La raison de ce sevrage brutal ? La délocalisation de l’ingénierie à Bucarest et Bangalore, initiée par le groupe il y a deux ans, n’est pas assez rapide. « Les effectifs des ECC stagnent. Notre vision pour 2030 ne se concrétise pas », précise dans son message l’ancien directeur général d’Areva - arrivé il y a tout juste un an chez Thales - et qui entend y remédier avec ce moratoire.

Les entités opérationnelles, sommées d’appliquer la mesure, risquent de tiquer. « Thales, qui bénéficie pourtant très fortement de la commande publique, a choisi d’accélérer le recrutement d’ingénieurs à faible coût à l’échelle du groupe, au détriment de son ingénierie française », regrette un cadre de la maison. « Cette différence de coût est visiblement un motif suffisant pour que la direction prenne le risque de fragiliser le socle de compétences, déplore une autre source interne. C’est une vision très quantitative de l’allocation des ressources, qu’on place ici ou là comme si elles étaient immédiatement équivalentes.
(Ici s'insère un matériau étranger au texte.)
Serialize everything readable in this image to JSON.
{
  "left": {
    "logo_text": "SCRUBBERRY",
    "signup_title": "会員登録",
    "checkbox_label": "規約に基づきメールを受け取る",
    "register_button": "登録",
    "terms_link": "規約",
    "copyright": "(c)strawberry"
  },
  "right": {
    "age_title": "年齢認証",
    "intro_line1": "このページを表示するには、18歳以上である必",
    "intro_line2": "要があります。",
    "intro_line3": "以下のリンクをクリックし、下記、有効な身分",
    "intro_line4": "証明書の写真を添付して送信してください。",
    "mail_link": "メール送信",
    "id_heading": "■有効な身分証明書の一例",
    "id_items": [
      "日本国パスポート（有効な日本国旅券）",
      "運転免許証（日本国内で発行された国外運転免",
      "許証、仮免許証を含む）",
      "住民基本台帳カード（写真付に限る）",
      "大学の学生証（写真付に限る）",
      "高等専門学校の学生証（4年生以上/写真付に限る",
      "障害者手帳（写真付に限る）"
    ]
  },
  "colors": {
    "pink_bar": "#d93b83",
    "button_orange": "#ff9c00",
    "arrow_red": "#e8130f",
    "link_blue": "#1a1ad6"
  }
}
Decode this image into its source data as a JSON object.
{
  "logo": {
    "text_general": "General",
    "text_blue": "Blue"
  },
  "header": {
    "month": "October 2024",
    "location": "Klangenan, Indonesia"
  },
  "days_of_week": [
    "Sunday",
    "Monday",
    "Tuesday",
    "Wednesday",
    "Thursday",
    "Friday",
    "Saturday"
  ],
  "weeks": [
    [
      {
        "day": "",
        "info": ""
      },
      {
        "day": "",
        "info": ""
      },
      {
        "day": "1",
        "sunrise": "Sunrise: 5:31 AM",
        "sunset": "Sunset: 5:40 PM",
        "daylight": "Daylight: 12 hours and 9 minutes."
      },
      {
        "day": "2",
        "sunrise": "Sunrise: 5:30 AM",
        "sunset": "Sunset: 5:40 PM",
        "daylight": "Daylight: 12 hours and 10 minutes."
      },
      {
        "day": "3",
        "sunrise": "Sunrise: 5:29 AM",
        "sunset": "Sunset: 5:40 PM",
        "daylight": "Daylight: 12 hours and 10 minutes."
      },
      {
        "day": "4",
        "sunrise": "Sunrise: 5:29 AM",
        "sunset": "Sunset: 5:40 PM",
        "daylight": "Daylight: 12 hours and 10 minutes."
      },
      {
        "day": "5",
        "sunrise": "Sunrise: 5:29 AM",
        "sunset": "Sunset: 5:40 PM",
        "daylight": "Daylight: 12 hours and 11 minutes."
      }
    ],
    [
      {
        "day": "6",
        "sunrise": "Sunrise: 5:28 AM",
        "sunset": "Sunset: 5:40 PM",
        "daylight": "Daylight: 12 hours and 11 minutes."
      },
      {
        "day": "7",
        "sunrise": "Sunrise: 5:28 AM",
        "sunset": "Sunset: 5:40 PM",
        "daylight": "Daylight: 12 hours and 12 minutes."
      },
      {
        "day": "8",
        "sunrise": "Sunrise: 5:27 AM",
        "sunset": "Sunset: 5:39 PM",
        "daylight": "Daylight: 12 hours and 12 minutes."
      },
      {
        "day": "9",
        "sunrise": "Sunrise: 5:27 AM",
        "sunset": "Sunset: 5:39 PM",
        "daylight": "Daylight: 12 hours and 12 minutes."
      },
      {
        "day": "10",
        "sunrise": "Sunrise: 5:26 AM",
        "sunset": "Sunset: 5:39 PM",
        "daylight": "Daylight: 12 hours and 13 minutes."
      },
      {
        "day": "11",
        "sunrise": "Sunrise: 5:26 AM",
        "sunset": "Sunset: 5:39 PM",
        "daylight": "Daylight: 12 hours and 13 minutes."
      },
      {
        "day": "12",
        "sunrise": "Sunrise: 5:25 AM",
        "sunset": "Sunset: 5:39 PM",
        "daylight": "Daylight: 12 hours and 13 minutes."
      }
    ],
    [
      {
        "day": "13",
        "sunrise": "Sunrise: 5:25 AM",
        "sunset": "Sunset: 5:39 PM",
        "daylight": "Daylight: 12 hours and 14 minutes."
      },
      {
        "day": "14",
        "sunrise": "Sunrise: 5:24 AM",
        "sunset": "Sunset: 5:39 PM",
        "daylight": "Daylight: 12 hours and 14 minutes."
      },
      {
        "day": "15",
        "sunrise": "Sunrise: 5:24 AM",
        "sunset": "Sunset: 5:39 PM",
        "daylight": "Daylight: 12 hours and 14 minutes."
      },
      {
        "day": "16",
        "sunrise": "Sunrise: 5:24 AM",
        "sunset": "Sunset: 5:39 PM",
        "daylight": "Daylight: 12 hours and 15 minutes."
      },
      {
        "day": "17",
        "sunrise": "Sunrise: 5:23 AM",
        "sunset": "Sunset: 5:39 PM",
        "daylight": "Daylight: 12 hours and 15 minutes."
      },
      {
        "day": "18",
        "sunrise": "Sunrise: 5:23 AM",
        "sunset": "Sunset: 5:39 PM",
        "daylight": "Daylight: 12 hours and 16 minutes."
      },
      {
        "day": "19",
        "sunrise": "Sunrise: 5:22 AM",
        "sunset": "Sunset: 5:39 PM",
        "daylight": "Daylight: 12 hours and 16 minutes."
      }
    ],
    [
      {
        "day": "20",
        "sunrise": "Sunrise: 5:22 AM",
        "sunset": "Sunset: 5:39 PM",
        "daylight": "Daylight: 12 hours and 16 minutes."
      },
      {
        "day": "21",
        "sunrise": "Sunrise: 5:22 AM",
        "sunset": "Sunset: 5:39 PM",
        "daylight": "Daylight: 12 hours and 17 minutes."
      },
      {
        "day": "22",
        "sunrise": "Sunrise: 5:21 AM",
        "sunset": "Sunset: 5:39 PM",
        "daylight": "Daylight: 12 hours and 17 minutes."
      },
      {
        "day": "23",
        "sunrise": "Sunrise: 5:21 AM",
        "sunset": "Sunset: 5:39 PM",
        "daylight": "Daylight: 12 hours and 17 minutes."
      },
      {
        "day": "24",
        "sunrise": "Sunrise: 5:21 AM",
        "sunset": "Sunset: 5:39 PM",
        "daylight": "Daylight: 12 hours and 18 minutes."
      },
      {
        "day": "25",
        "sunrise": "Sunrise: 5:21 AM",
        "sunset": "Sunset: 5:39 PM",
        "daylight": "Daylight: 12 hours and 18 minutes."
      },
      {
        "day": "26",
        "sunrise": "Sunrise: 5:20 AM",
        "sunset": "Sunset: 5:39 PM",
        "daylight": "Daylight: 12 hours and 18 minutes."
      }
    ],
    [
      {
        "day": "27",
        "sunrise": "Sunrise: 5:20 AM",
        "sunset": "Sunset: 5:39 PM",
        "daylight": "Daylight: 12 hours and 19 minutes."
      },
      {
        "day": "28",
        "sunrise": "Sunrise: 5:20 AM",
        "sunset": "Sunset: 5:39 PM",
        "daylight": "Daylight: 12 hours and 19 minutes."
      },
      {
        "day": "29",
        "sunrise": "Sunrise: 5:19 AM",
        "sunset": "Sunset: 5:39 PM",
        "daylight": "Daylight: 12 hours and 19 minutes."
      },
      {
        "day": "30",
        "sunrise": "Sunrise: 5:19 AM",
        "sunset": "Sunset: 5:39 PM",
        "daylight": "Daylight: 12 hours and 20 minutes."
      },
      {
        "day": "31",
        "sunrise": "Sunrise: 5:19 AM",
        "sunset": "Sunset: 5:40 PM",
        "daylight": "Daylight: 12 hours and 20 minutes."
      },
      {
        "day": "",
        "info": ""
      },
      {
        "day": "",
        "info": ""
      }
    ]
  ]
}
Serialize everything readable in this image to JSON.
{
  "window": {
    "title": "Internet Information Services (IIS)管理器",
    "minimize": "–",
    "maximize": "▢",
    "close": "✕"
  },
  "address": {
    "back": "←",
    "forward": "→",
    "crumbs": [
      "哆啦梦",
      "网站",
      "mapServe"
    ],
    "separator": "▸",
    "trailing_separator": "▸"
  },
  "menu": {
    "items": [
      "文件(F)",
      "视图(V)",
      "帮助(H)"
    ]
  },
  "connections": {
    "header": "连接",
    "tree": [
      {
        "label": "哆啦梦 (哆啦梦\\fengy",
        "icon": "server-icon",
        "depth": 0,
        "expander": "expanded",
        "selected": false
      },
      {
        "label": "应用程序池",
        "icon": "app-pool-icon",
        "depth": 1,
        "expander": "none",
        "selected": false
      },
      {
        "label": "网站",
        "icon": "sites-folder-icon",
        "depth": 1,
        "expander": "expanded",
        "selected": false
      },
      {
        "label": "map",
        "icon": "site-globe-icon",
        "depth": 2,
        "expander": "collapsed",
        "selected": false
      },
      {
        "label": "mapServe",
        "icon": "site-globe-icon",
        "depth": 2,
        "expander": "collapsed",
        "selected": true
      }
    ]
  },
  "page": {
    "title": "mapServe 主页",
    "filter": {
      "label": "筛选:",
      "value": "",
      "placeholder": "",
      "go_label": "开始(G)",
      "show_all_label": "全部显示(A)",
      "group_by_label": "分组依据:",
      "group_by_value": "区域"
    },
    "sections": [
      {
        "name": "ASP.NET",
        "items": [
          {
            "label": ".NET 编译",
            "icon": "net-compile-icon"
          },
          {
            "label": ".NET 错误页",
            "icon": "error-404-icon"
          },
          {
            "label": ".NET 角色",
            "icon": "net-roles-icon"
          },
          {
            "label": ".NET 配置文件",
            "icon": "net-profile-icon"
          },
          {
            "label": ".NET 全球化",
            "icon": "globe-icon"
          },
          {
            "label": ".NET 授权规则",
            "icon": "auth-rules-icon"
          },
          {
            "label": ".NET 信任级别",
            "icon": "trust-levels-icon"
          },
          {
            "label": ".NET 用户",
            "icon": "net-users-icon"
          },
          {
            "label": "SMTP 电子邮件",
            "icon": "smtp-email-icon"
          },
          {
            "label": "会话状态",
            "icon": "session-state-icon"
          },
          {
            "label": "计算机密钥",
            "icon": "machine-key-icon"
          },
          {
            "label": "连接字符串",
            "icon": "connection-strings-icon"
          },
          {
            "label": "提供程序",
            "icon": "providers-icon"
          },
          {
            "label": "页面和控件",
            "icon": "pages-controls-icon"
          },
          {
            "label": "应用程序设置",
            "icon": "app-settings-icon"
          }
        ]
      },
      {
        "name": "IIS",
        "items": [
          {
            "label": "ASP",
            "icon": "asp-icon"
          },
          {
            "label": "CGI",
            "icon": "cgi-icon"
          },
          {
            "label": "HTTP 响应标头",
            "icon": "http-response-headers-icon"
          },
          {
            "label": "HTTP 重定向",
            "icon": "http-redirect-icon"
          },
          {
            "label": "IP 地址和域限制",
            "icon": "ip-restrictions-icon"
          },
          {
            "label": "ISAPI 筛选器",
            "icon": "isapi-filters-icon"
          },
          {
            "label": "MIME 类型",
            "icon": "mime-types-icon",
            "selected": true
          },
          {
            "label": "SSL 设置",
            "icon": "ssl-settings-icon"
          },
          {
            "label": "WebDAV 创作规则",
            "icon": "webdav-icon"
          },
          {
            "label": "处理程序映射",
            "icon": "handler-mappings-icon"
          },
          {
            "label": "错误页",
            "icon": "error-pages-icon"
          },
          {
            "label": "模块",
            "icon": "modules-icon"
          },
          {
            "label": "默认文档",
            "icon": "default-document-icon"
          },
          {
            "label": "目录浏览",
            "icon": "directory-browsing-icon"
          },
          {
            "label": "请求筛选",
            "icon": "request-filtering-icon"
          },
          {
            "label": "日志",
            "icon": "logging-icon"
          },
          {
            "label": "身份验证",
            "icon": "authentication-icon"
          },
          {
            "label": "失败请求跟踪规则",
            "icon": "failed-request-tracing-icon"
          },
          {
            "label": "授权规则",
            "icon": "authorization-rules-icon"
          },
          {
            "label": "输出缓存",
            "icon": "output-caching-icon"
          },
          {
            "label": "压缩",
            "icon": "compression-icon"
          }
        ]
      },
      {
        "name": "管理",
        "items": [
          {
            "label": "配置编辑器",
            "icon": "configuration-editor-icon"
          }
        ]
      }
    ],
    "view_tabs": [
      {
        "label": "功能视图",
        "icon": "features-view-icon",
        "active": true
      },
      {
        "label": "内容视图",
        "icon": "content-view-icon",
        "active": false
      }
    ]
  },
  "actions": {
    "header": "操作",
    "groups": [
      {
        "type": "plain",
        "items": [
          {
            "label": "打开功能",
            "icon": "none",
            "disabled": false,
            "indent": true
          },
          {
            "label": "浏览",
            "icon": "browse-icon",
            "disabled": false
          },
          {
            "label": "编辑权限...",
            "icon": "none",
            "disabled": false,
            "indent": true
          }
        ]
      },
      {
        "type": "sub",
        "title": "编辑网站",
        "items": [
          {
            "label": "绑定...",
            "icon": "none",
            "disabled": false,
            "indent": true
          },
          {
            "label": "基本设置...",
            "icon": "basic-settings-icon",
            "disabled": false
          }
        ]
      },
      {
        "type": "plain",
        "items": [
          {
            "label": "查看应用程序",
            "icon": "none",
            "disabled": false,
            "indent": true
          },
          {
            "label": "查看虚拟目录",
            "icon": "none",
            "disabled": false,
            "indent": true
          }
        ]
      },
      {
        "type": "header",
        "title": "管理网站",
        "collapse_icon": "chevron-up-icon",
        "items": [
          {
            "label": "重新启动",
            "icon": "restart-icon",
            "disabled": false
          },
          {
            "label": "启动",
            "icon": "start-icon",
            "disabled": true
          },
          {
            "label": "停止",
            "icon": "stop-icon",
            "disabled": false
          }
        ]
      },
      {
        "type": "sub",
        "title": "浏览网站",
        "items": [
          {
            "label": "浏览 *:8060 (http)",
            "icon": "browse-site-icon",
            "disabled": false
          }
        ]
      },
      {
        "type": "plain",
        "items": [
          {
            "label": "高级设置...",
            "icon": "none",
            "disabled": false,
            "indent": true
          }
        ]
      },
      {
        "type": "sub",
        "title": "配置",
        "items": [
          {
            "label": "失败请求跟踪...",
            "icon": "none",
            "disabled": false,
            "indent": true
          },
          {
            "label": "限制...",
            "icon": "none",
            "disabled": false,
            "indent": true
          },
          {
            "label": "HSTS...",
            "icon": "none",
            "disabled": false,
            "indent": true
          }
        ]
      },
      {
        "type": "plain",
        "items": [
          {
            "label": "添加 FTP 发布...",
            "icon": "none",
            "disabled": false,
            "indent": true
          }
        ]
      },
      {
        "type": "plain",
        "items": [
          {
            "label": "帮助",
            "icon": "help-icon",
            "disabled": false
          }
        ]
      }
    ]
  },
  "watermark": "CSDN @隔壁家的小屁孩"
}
C’est également un signal malheureux envoyé au marché : Thales ne recrute plus d’ingénieurs en France alors que toute l’industrie en recrute… »
L’État, détenteur de 26,1 % du capital du groupe, pourrait trouver à redire à cette stratégie, qui intervient alors que le leader des hautes technologies aux 81 000 salariés vient d’annoncer - une nouvelle fois - des résultats semestriels exceptionnels : une hausse de 8,9 % de son activité, une augmentation de 57 % de son résultat net consolidé part du groupe entre janvier et juin et un carnet de commandes atteignant 47 milliards d’euros, « nouveau plus haut historique » !
Le tout, après des performances 2023 qualifiées de « remarquables » par l’industriel lui-même (18,4 milliards d’euros de chiffre d’affaires, un résultat net consolidé part du groupe de plus d’un milliard d’euros). Lors de la présentation de ses résultats annuels, Thales insistait d’ailleurs sur sa volonté de recruter 7 000 personnes dans l’Hexagone « pour accompagner la forte croissance »…
Contacté par l’Informé, le groupe explique maintenir son objectif d’embaucher « 2 000 ingénieurs en 2024 en France », tout en confirmant l’accélération de cette délocalisation des cerveaux, avec des termes plus politiquement corrects que ceux utilisés par Philippe Knoche dans sa note : « dans un contexte de forte croissance de ses activités au niveau mondial et de concurrence pour le recrutement des talents, Thales poursuit le recrutement d’ingénieurs au sein de ses centres de compétences en ingénierie, basés en Roumanie et en Inde. Ces pays sont des viviers de talents qui viennent enrichir les compétences du groupe en particulier en développement logiciel ». Ces embauches « se font de manière dynamique en fonction des différentes activités, types de compétence et zones géographiques », donne-t-il en guise de justification sur l’organisation de ce moratoire.
Article modifié à 18h00, avec la réaction de Thales.